Similar to the previous version, the BDI II also has 21 items that aid in assess the gravity of depression of patients, both in normal and clinically ill people. Each item is composed of four statements that patients may choose from, which are all arranged according to intensity of specific symptoms. In the previous BDI version, symptoms pertaining to weight loss, body image, inability to work, and somatic preoccupation were replaced by “agitation, worthlessness, difficulty concentrating, and energy loss” (Wang & Gorenstein, 2013, p. 416). Additionally, the items pertaining appetite and changes in sleep patterns were modified to determine the effects of the increases or decreases on eating and sleep patterns. In terms of administration of the test, it may be a self-administered exam or verbally guided by an administrator that takes only about five to 10 minutes to complete. It may be administered to groups or individuals. This test was deemed appropriate for 13 through 80 year old patients (Beck, Steer, & Brown, 1996).
Reliability and Validity of Data
Based on studies conducted on a clinical sample of 500 patients, results revealed that the BDI II (Coefficient Alpha = .92) was clinically sensitive than the original BDI (Coefficient Alpha = .86). To come up with the patient’s results, the total score is derived by adding the weights assigned to the statements in the 21 items. Unlike in previous versions where the responses are based on a 1 week observation of the patients general well-being, the BDI II specifically asked patients to respond in consideration and in observance of their general welfare the past two weeks to be able to assess major depression (Beck, Steer, & Brown, 1996).
In terms of validity, the results of the tests conducted on the clinical sample yielded a high “correlation between the BDI-II and BDI-IA (n=0, r=.93), suggesting that these measures yield similar patterns of scores, even though the BDI-II, on average, produced equated scores that were about 3 points higher” (Beck, Steer, & Brown, 1996). The authors also found out that the new version showed positive correlations with the Beck Hopelessness Scale and the Revised Hamilton Psychiatric Rating Scale for Depression, although for the latter, the results yielded a less significant correlation with BDI-II. With the Beck Anxiety Inventory, BDI-II displayed a moderately high correlation, which was consistent with previous studies (Beck, Steer, & Brown, 1996).

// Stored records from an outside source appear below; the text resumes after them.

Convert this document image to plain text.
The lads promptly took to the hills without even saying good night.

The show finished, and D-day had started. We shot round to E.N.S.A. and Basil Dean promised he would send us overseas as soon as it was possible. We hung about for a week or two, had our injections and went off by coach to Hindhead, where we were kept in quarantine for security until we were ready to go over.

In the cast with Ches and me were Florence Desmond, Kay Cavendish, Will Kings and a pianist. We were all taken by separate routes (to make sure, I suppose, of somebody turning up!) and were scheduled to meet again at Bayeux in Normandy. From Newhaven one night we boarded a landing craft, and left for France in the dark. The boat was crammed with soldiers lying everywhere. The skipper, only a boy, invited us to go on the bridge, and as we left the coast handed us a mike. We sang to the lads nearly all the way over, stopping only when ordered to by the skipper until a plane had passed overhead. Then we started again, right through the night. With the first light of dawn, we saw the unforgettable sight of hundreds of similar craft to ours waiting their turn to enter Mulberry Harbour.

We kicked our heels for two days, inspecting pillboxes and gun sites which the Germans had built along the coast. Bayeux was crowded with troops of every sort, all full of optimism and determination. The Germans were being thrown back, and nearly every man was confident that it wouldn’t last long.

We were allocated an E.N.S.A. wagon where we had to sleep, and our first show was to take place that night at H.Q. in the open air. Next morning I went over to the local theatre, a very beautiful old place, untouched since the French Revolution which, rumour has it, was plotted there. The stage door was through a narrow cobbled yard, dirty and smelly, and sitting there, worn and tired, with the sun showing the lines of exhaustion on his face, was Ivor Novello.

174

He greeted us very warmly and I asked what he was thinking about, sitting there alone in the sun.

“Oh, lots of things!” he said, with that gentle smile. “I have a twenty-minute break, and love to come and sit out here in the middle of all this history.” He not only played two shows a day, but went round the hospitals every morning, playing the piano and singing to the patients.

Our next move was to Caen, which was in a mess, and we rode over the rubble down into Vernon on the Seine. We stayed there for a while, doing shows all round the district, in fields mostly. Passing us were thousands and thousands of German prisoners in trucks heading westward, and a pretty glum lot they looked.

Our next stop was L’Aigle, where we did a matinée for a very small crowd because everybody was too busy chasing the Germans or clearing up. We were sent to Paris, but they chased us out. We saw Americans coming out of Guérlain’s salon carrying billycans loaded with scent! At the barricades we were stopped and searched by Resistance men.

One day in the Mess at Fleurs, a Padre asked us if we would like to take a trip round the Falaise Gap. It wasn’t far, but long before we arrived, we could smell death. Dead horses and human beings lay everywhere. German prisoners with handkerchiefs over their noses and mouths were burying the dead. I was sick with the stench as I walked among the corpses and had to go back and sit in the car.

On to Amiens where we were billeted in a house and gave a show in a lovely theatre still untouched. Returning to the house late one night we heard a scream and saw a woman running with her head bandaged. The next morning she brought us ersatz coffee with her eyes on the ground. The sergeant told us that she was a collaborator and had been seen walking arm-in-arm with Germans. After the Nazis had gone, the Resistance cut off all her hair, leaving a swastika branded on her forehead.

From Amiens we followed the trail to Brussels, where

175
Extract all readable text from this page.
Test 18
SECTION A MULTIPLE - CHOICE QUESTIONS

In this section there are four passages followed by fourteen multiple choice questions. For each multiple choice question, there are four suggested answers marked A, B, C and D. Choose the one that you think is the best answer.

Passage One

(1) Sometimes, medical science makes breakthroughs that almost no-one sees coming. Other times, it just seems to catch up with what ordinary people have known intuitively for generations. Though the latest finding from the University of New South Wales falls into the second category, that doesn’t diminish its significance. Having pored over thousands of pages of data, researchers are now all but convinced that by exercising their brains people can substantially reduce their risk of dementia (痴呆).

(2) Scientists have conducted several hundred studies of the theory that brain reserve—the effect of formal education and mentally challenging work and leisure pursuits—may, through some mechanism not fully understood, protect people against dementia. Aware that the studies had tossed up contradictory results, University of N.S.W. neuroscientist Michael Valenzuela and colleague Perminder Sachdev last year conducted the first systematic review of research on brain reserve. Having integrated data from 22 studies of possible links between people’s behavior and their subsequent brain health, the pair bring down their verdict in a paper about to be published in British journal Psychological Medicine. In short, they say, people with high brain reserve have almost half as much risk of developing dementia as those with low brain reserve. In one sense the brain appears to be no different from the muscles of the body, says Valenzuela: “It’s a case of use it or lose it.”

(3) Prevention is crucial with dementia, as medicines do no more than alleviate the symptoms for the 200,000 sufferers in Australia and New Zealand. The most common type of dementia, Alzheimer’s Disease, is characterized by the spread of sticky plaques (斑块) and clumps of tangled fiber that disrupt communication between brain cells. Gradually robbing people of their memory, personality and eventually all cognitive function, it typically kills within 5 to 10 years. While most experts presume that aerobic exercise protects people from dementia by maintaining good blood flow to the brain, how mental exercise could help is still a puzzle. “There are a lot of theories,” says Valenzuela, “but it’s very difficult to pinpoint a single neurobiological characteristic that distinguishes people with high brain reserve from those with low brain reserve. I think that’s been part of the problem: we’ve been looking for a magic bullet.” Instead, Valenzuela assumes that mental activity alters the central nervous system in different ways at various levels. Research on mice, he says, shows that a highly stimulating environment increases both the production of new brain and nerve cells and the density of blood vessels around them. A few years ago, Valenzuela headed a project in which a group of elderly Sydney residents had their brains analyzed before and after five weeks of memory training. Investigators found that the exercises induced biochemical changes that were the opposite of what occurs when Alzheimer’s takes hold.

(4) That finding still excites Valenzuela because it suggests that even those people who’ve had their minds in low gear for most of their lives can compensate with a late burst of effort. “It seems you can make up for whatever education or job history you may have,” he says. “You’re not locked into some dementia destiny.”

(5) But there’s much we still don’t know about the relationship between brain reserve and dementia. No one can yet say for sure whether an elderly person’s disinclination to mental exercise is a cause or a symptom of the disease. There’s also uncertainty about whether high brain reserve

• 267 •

Usefulness in Formulating a Diagnosis and Treatment Plan
The Beck Depression Instrument II can be a useful method in formulating a diagnosis and treatment plan for my clients because it is “a user-friendly self-report measure of depression severity” (Beck, Steer, & Brown, 1996). This new version shows high level of reliability of data and test item attributes, which can help in understanding an individual’s current state of mind or well-being. What makes it even better is the assessment period is not long, thus, giving the patient enough basis for choosing his or her answers. Additionally, the test can easily be completed in just 5-10 minutes, which will not add further agitation to the condition of the patient.
References
Beck, A.T., Steer, R.A., & Brown, G.K. (1996). Beck Depression Inventory II. Retrieved from http://ezp.waldenulibrary.org/login?url=http://search.ebscohost.com/login.aspx?direct=true&db=mmt&AN=test.1930&site=ehost-live&scope=site
Wang, Y., & Gorenstein, C. (2013). Psychometric properties of the Beck Depression Inventory II: a comprehensive review. Revista Brasileira de Psiquitaria 35:416-431. PDF.